Fired from his band and hard up for cash, guitarist and vocalist Dewey Finn finagles his way into a job as a fourth-grade substitute teacher at a private school, where he secretly begins teaching h...
WHAT I LIKED: Stories about characters pursuing or giving up on their dreams are always compelling, and Richard Linklater's 'School of Rock,' is no exception. Dewey (Jack Black) starts out as a failing rock and roll star, living on the floor of his friend's apartment and angrily preaching about the divine power of his artform. So you'd expect that over the course of the film he would continually struggle to make it work and then eventually come to the conclusion that either there's more to life than his dreams, or that he should never, ever give up on them. But instead, he rather brilliantly finds a compromise and a new way of living out his dreams by helping a class of schoolkids form a band after blagging his way to a substitute teaching job for a bit of extra cash.

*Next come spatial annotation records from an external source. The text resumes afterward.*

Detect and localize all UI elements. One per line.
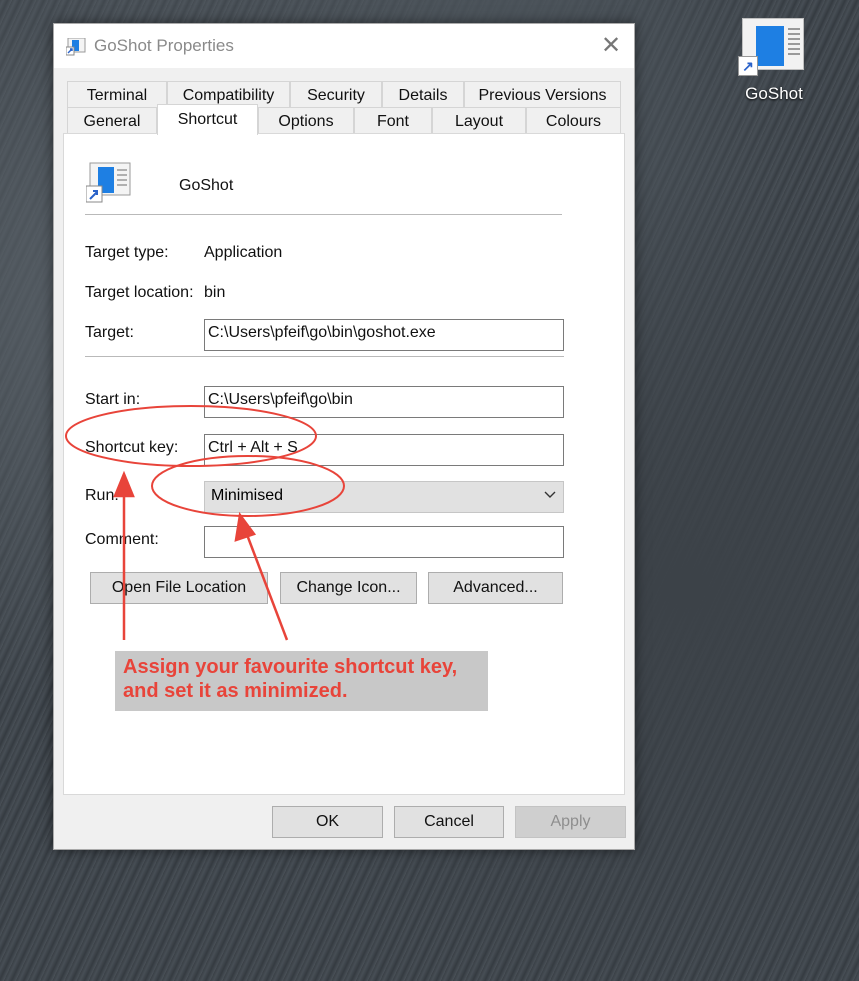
target-type-label: Target type: [85,244,169,261]
target-label: Target: [85,324,134,341]
tab-details[interactable]: Details [382,81,464,107]
shortcut-key-label: Shortcut key: [85,439,179,456]
chevron-down-icon [544,491,556,498]
desktop-shortcut-goshot[interactable]: ↗ GoShot [736,16,812,108]
shortcut-name: GoShot [179,177,234,194]
tab-terminal[interactable]: Terminal [67,81,167,107]
start-in-input[interactable]: C:\Users\pfeif\go\bin [204,386,564,418]
target-type-value: Application [204,244,283,261]
ok-button[interactable]: OK [272,806,383,838]
title-bar[interactable]: GoShot Properties ✕ [54,24,634,68]
divider [85,356,564,357]
run-select-value: Minimised [211,487,284,504]
run-label: Run: [85,487,119,504]
comment-input[interactable] [204,526,564,558]
tab-colours[interactable]: Colours [526,107,621,133]
desktop-icon-label: GoShot [745,84,803,103]
tab-previous-versions[interactable]: Previous Versions [464,81,621,107]
shortcut-key-input[interactable]: Ctrl + Alt + S [204,434,564,466]
tab-font[interactable]: Font [354,107,432,133]
annotation-line-1: Assign your favourite shortcut key, [123,656,458,678]
comment-label: Comment: [85,531,159,548]
tab-security[interactable]: Security [290,81,382,107]
tab-general[interactable]: General [67,107,157,133]
annotation-line-2: and set it as minimized. [123,680,348,702]
advanced-button[interactable]: Advanced... [428,572,563,604]
shortcut-app-icon [86,162,131,203]
window-title: GoShot Properties [94,36,234,55]
change-icon-button[interactable]: Change Icon... [280,572,417,604]
annotation-text: Assign your favourite shortcut key, and … [123,655,488,703]
tab-shortcut[interactable]: Shortcut [157,104,258,135]
properties-window: GoShot Properties ✕ Terminal Compatibili… [53,23,635,850]
apply-button[interactable]: Apply [515,806,626,838]
start-in-label: Start in: [85,391,141,408]
close-icon[interactable]: ✕ [594,30,628,62]
tab-layout[interactable]: Layout [432,107,526,133]
target-location-label: Target location: [85,284,194,301]
tab-options[interactable]: Options [258,107,354,133]
cancel-button[interactable]: Cancel [394,806,504,838]
run-select[interactable]: Minimised [204,481,564,513]
divider [85,214,562,215]
target-location-value: bin [204,284,226,301]
shortcut-arrow-icon: ↗ [738,56,758,76]
app-icon [66,38,86,56]
open-file-location-button[interactable]: Open File Location [90,572,268,604]
target-input[interactable]: C:\Users\pfeif\go\bin\goshot.exe [204,319,564,351]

That's engaging because on the one hand there's something powerful and heart-warming about a person who never gives up. Dewey talks constantly about rock and roll like a religion, and when he's playing music his face lights up (and that strikes a particular chord with the rock and roll fanatic in myself). But it's also great because he realises that passing that passion onto others is what's important, not the method by which you do it, so his developing relationship with the schoolchildren is brilliant.

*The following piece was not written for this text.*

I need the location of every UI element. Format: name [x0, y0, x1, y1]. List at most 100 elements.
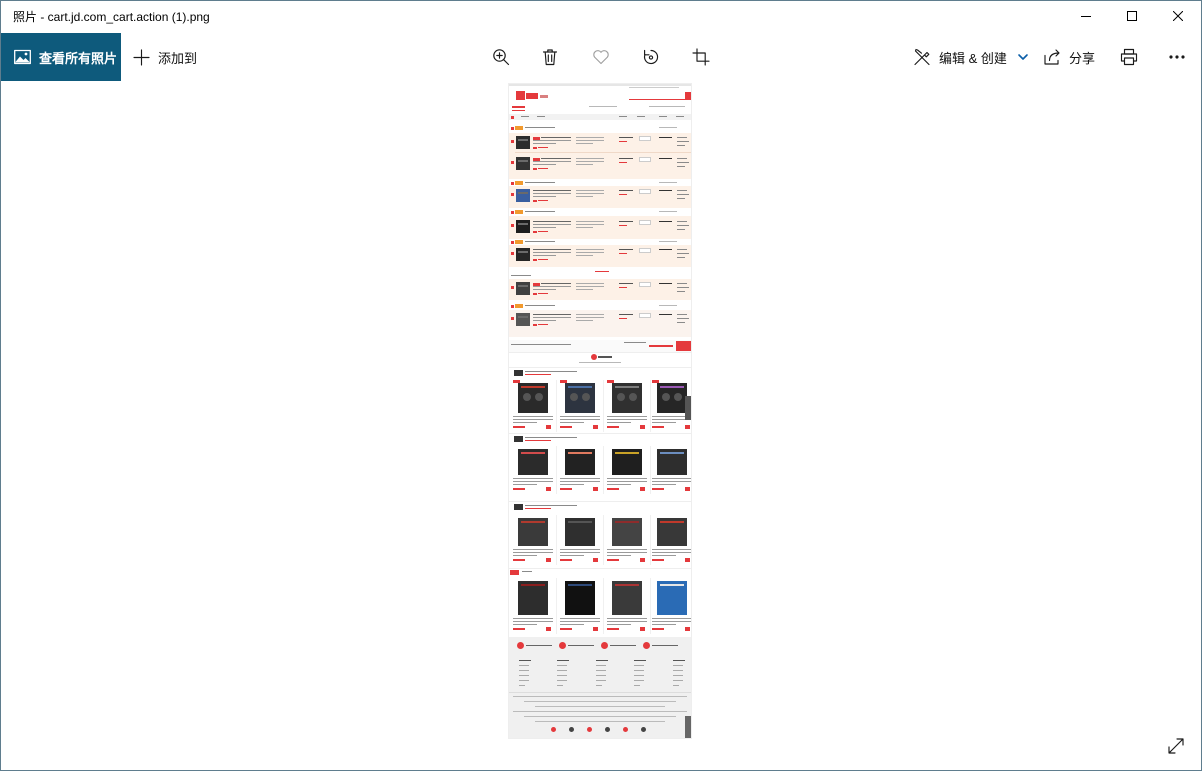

Of course, much hilarity ensues from having a wannabe rock and roller storm into a school like that - particularly a very snooty private school headed by Joan Cusack - and Jack Black predictably plays it up rather well. But more than that, it's engaging because the kids get so much from the freedom that rock and roll allows them, and they get swept up in the dream of it too; variably going from wildly unconfident or stressed, to having a bunch of fun and rocking out hard. When, against the wishes of their headteacher, they inevitably come together for their final performance, it's a brilliant thing. Dewey hasn't given up, but has parted his dream onto others, and everyone benefits in a beautifully uncynical celebration of the power of dreams - and rock and roll.
WHAT I DIDN'T LIKE: Black's performance is more hammy than a 2-hour Queen show at Wembley... but then I'm not sure you have to call that a criticism here.
VERDICT: The brilliant 'School of Rock,' says don't give up if you can't succeed, just pass your dream onto others. When said dream is Rock and Roll, that's a message I whole-heartedly endorse.